I ended up with about 2 hours of Ha and OIII subs. Very rusty with my processing but interested some of the surface detail was still visible.
I've attached the a single full frame sub and the processed crop.
Cheers Marc. I found it difficult to process as some parts of it are quite bright compared to others. Ended up using masked stretch.
Quote:
Originally Posted by RickS
Cool, Peter! I think I can see the little red tips as well.
Thanks for the feedback Rick. The colour combination of Ha and OIII probably wasn't ideal but I was more interested in seeing if I could resolve any surface detail with my focal length and pixel size. The red tips do show up better in the original uncompressed PI images.

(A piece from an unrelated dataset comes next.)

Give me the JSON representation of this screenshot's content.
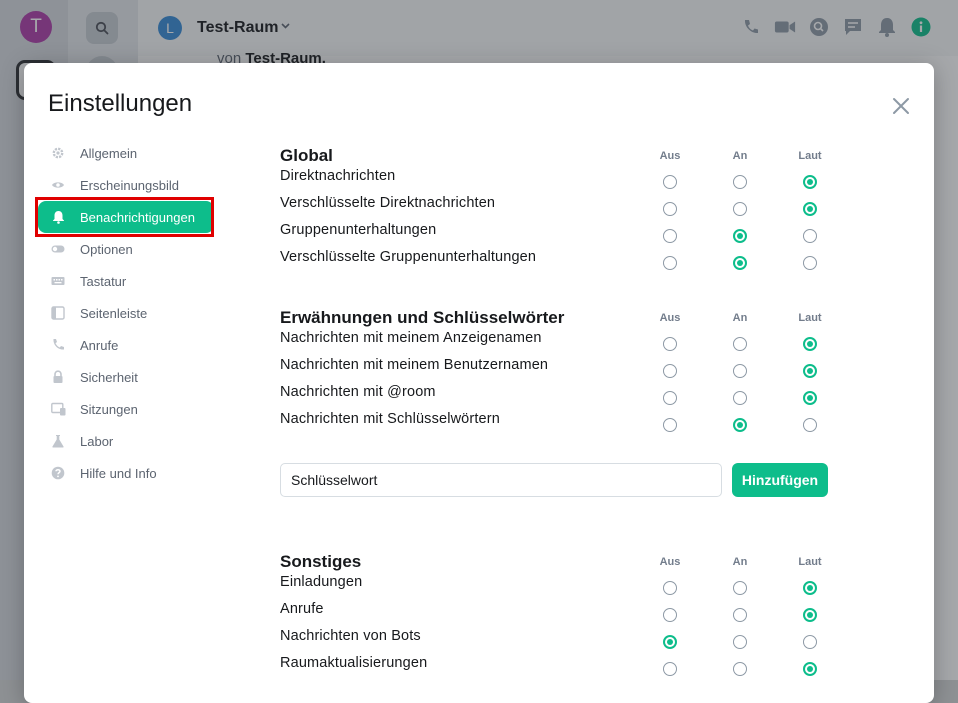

That's pretty cool Peter, I've considered shooting it a few times but my focal length really wouldn't ever do it justice. It is a tiny little bugger but you're showing some nice detail
Peter,
Just a question...
I had a need to set up a dummy image for plate solving, and used your full sized NGC 7009 image.
According to your sig, I assume the image was taken with a 1016mm fl and a camera with 5.4 micron pixel?
I found I could only get a successful plate solve if I used a pixel size of 10.4 micron.
Was the uploaded image a RAW image or was it reduced or modified?
Thanks for providing a great example to play with.
From memory it was a single 1×1 Ha sub. My sn10 is 10" f4 and the paracorr increases the fl by 1.15 factor. The qsi683 has 5.4 micron pixels. I did use irfanview to reduce the image size to get under the 200k IIS posting limit. My platesolve shows the image scale as 0.97 arcseconds per pixel.